The air was
fresh, not to say chilly; but it was a glorious night, though
everything but the wind and Tommy seemed asleep. The stones, the walls,
the gleaming lanes, were so intensely still; the church tower in the
valley seemed awake and watching, but silent; the houses in the village
round it had all their eyes shut, that is, their window-blinds down;
and it seemed to Tommy as if the very moors had drawn white sheets over
them, and lay sleeping also.
"Hoot! hoot!" said a voice from the fir plantation behind him. Somebody
else was awake, then. "It's the Old Owl," said Tommy; and there she
came, swinging heavily across the moor with a flapping stately flight,
and sailed into the shed by the mere. The old lady moved faster than
she seemed to do, and though Tommy ran hard she was in the shed some
time before him. When he got in, no bird was to be seen, but he heard a
crunching sound from above, and looking up, there sat the Old Owl,
pecking and tearing and munching at some shapeless black object, and
blinking at him--Tommy--with yellow eyes.
"Oh dear!" said Tommy, for he didn't much like it.

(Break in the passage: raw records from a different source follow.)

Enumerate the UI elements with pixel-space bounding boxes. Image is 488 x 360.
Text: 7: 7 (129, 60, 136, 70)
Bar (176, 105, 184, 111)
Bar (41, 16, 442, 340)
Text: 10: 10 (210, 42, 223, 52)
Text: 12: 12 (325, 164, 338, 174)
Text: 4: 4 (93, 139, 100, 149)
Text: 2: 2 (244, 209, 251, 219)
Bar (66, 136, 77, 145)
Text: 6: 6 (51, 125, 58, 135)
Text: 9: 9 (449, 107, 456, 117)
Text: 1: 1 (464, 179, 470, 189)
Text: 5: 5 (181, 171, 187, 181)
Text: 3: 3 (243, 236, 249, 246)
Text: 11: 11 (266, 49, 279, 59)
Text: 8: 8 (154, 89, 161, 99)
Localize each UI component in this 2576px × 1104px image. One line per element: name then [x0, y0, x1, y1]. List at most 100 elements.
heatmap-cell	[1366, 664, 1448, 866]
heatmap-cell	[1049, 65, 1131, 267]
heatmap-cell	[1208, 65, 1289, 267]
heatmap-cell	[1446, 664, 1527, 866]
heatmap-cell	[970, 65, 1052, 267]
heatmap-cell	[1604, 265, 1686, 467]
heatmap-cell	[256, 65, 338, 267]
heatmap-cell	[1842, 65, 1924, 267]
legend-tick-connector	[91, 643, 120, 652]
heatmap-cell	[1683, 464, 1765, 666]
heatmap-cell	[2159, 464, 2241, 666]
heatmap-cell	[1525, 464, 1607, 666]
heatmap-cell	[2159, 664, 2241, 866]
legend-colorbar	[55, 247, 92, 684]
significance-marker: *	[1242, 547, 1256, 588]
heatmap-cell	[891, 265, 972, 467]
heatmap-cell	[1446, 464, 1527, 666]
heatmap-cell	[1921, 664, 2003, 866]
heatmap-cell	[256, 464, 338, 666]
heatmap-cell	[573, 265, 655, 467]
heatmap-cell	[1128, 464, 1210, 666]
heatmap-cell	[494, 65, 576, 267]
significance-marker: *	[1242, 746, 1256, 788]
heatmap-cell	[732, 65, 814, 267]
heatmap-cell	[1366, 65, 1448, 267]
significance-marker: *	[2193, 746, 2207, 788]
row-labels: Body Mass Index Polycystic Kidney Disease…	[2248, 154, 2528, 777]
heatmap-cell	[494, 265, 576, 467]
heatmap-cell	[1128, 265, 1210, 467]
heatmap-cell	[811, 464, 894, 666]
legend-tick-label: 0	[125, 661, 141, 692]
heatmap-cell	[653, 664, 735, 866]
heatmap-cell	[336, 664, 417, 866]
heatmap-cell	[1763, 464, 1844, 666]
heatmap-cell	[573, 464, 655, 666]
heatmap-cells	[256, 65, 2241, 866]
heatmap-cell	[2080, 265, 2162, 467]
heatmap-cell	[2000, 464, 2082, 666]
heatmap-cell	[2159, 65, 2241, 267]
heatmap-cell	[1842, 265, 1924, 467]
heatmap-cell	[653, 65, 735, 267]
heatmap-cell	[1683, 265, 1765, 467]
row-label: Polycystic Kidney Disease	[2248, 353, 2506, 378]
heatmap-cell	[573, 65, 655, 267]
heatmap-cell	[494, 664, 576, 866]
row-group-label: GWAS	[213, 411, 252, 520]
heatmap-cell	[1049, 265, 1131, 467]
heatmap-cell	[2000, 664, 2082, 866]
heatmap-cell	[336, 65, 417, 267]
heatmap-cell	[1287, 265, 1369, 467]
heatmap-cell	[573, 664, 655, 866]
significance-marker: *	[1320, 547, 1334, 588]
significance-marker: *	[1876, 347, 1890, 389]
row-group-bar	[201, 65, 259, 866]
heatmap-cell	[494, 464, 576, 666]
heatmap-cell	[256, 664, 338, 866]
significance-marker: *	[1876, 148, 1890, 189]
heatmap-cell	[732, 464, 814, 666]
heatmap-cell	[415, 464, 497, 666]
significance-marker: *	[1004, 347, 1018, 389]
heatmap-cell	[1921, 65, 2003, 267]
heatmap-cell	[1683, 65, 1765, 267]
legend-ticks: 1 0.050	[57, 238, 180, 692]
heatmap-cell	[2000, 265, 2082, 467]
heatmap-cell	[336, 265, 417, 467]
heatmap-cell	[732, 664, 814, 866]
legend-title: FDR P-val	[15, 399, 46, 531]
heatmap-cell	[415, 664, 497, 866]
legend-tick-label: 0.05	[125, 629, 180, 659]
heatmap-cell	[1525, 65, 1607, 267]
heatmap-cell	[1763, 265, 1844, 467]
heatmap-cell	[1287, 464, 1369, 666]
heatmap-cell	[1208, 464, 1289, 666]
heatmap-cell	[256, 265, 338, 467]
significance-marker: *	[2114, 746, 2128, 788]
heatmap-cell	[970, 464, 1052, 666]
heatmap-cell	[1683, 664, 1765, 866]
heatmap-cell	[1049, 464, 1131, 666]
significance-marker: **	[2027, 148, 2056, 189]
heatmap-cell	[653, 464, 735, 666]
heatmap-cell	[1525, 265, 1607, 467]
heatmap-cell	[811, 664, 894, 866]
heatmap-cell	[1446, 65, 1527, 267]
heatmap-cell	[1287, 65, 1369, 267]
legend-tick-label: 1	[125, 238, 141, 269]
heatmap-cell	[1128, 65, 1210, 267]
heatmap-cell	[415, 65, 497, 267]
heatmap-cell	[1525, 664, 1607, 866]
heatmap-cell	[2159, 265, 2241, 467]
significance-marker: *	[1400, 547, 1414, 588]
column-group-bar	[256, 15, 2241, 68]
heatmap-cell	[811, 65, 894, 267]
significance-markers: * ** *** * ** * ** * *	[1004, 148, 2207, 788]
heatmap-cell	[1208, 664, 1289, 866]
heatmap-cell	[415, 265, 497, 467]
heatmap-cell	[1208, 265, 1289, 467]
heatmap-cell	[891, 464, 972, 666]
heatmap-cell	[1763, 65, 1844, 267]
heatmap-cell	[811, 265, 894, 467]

The Old Owl dropped the black mass on to the floor; and Tommy did not
care somehow to examine it.
"Come up! come up!" said she hoarsely.
She could speak, then! Beyond all doubt it was _the_ Old Owl, and none
other. Tommy shuddered.
"Come up here! come up here!" said the Old Owl.
The Old Owl sat on a beam that ran across the shed. Tommy had often
climbed up for fun; and he climbed up now, and sat face to face with
her, and thought her eyes looked as if they were made of flame.
"Kiss my fluffy face," said the Owl.
Her eyes were going round like flaming catherine wheels, but there are
certain requests which one has not the option of refusing. Tommy crept
nearer, and put his lips to the round face out of which the eyes shone.
Oh! it was so downy and warm, so soft, so indescribably soft. Tommy's
lips sank into it, and couldn't get to the bottom. It was unfathomable
feathers and fluffiness.
"Now, what do you want?" said the Owl.
"Please," said Tommy, who felt rather re-assured, "can you tell me
where to find the Brownies, and how to get one to come and live with
us?"
"Oohoo!" said the Owl, "that's it, is it? I know of three Brownies."
"Hurrah!" said Tommy. "Where do they live?"
"In your house," said the Owl.
Tommy was aghast.
"In our house!" he exclaimed. "Whereabouts? Let me rummage them out.